Created 05-03-2016 01:44 PM
Hello All,
I want to write to ES using nifi. So I choose to use putElasticsearch processor to do this.
I want to know is it possible to do bulk insert to ES (https://www.elastic.co/guide/en/elasticsearch/reference/current/docs-bulk.html) using putElasticsearch processor?
My understanding: putElasticsearch writes to ES by reading the content of the input flowfile i.e, just one record in json format as shown below. ex: {"priority": "DEBUG", "classname": "ServiceImpl", "message": "Getting node by name XXX", "creationTime": "2016-04-20T15:38:43.000000Z"}
However, I want to perform a bulk insert. thus my flowfile contents will be in the format: (as specified by ES bulk api)
action_and_meta_data\n optional_source\n
action_and_meta_data\n optional_source\n ....
For example:
{"index": {"_type": "xxxxxlogs", "_id": "2016-04-20-15:13:57-945", "_index": "xxxxlogs-2016-04-20"}} \n
{"priority": "DEBUG", "classname": "ServiceImpl", "message": "Getting node by name XXXX", "creationTime": "2016-04-20T15:13:57.000000Z"} \n
{"index": {"_type": "xxxxlogs-", "_id": "2016-04-20-15:13:57-941", "_index": "xxxxlogs-2016-04-20"}} \n
{"priority": "DEBUG", "classname": "ServiceImpl", "message": "Got node idx XXX", "creationTime": "2016-04-20T15:13:57.000000Z"} \n
.......
Thousands of such entries: (action_and_meta_data\n optional_source\n)
Please let me know if this can be achieved with putElasticsearch processor? or point me to any specific format for my flowfile conten?
Otherwise please let me know how to achieve bulk insert to es using NIFI ?
Many thanks.
Regards,
Amarnath
Created 05-03-2016 02:05 PM
Hi @Amar ch So the putElasicsearch processor as you have identified, is designed to write individual flowfiles, or indeed batches of flowfiles.
Those batches are controlled via the "Batch Size" property.

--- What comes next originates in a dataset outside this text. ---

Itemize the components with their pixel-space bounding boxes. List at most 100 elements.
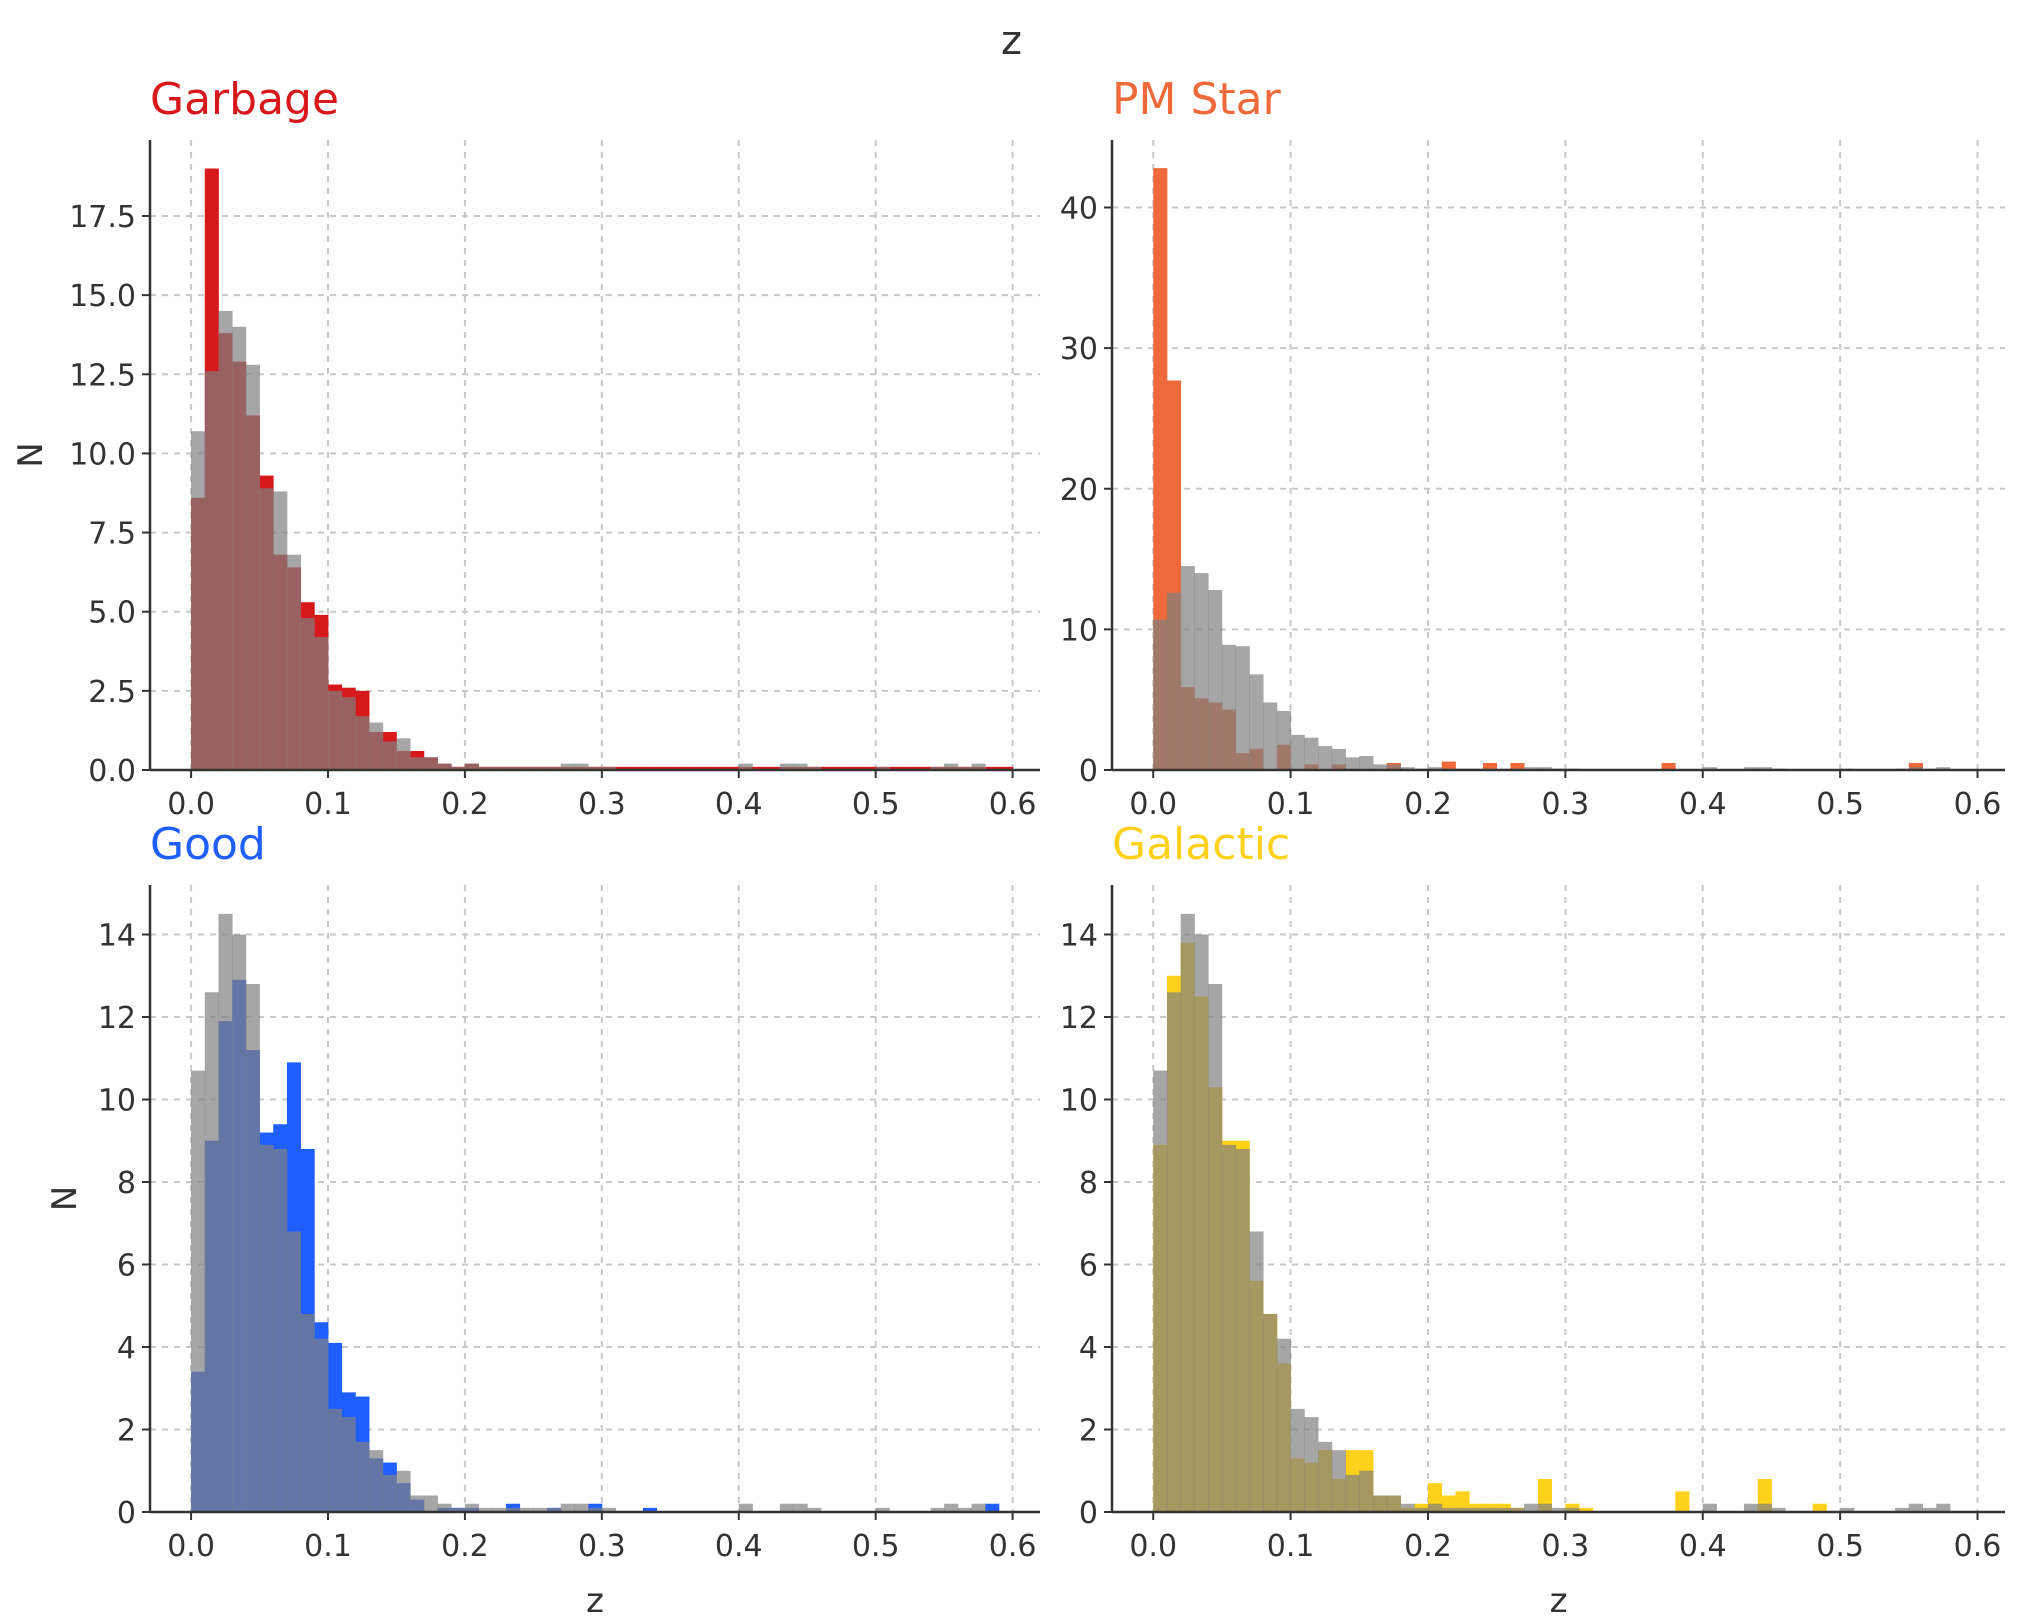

I guess it really depends what you mean by bulk insert, I don't see any limiations on the "Batch Size" so it should be possible to increase that until you get the size insert you require.
For more information on the properties, please take a look at:
From reviewing the JIRA associated with the processor, it does look as if the putElasticsearch projcessor does make use of the bulk load api.
Created on 05-09-2016 03:37 PM - edited 08-19-2019 02:51 AM
Here is the flow where I have removed sensitive info (sorry for bad quality!!)
Here are the processors
AddHeader
{"index":{"_index":"${name:toLower()}","_type":"${observableProperty}"}}
{"observableProperty"
MERGE
ADJUST FORMAT IN BULK
POST HTTP TO ES
Created 05-12-2016 04:16 PM
Thank @Massimiliano Nigrelli for the information, it is helpful.
Created 05-12-2016 01:33 PM
@Amar ch please accept one of the answers to close the thread.